Como foi amplamente divulgado no início deste ano, a BMG e a Concord anunciaram oficialmente “um acordo definitivo para combinar os seus negócios”, criando o que é basicamente a quarta maior empresa musical, embora a denominem “a principal empresa musical independente do mundo”.
O acordo, que fontes situam entre US$ 6,6 bilhões e US$ 7 bilhões, formaria uma empresa que é consideravelmente menor do que os dois grandes grupos musicais dominantes, Universal e Sony – mas não muito longe do terceiro, Warner, pelo menos em alguns parâmetros.
A empresa combinada operará sob o nome BMG e abrangerá publicação musical, música gravada, direitos teatrais e distribuição digital. Coletivamente, as listas das empresas incluem obras de Jelly Roll, Paul Simon, Lainey Wilson, will.i.am, Jason Aldean, Tina Turner, Diane Warren e Jean-Michel Jarre, até Creedence Clearwater Revival, Daddy Yankee, Denzel Curry, Hamilton, Phil Collins, REM e “The Sound of Music”.
O CEO da Concord, Bob Valentine, atuará como CEO, e o CEO da BMG, Thomas Coesfeld, como presidente da empresa combinada, com sede global em Nashville e sede europeia em Berlim.
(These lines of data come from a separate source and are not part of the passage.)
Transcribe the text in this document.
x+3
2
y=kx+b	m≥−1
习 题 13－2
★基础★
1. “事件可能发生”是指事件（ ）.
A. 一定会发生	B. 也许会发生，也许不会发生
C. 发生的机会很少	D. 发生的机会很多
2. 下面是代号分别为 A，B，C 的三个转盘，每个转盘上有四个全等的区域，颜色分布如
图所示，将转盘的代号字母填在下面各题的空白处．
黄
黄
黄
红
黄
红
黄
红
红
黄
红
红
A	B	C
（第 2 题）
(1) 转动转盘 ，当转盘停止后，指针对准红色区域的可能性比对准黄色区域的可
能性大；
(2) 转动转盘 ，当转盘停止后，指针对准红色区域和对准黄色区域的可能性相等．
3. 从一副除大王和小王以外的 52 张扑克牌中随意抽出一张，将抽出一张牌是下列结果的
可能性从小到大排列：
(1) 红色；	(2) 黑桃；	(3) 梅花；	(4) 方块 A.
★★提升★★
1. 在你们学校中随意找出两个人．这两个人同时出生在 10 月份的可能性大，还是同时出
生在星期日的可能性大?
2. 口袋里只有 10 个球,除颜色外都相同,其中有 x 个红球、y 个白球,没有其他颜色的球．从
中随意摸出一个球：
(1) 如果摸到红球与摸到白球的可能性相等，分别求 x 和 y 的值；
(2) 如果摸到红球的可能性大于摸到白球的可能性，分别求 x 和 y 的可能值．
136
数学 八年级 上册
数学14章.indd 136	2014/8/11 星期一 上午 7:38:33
Será chamada de BMG com divisões “BMG Publishing” e “Concord Records”.
Os termos do acordo não foram divulgados, mas “inclui uma ambição de médio prazo para atingir 1,2 mil milhões de dólares em EBITDA, construindo a partir de uma base de EBITDA pro forma de mais de 730 milhões de dólares em 2026, impulsionada pelo crescimento orgânico, fusões e aquisições e sinergias, de acordo com o anúncio.
“Acreditamos que esta é uma oportunidade verdadeiramente única de reunir duas equipes e escalações de classe mundial no momento certo, à medida que a escala na propriedade de direitos se torna cada vez mais crítica para o crescimento a longo prazo”, disse Thomas Coesfeld, CEO do BMG e presidente designado da empresa combinada. “Esta transação acelera nossa bem-sucedida estratégia BMG Next, permitindo uma abordagem mais ambiciosa e sustentada para investir em artistas e compositores, bem como em direitos, tecnologia, ferramentas de IA e no talento que molda a indústria. Como um negócio unificado, aprofundaremos ainda mais nossa posição como parceiro global preferencial para artistas, compositores e plataformas, combinando escala com a agilidade e independência que eles valorizam. Estamos ansiosos por este próximo capítulo e pelas oportunidades que ele cria para artistas, compositores e parceiros.”
“Estamos entusiasmados por começar a trabalhar juntos para construir algo verdadeiramente excepcional”, disse Bob Valentine, CEO da Concord e CEO designado da empresa combinada. “Ambas as empresas foram fundadas para apoiar a grande arte e com um profundo senso de responsabilidade para com os artistas, compositores e dramaturgos que servimos. Compartilhamos uma filosofia baseada no desenvolvimento de artistas, gerenciamento estratégico de propriedade intelectual de longo prazo e disciplina operacional. Nossa escala maior nos permitirá investir mais em talentos criativos, alcance global, oportunidades de aquisição crescentes e tecnologia, preservando ao mesmo tempo o espírito empreendedor e ágil que os artistas e compositores mais valorizam. Não se trata de replicar o modelo das grandes gravadoras; trata-se de usar escala para fortalecer a independência Juntos, construiremos uma empresa que dê aos artistas mais alcance e mais flexibilidade – tudo projetado para apoiar suas visões distintas.”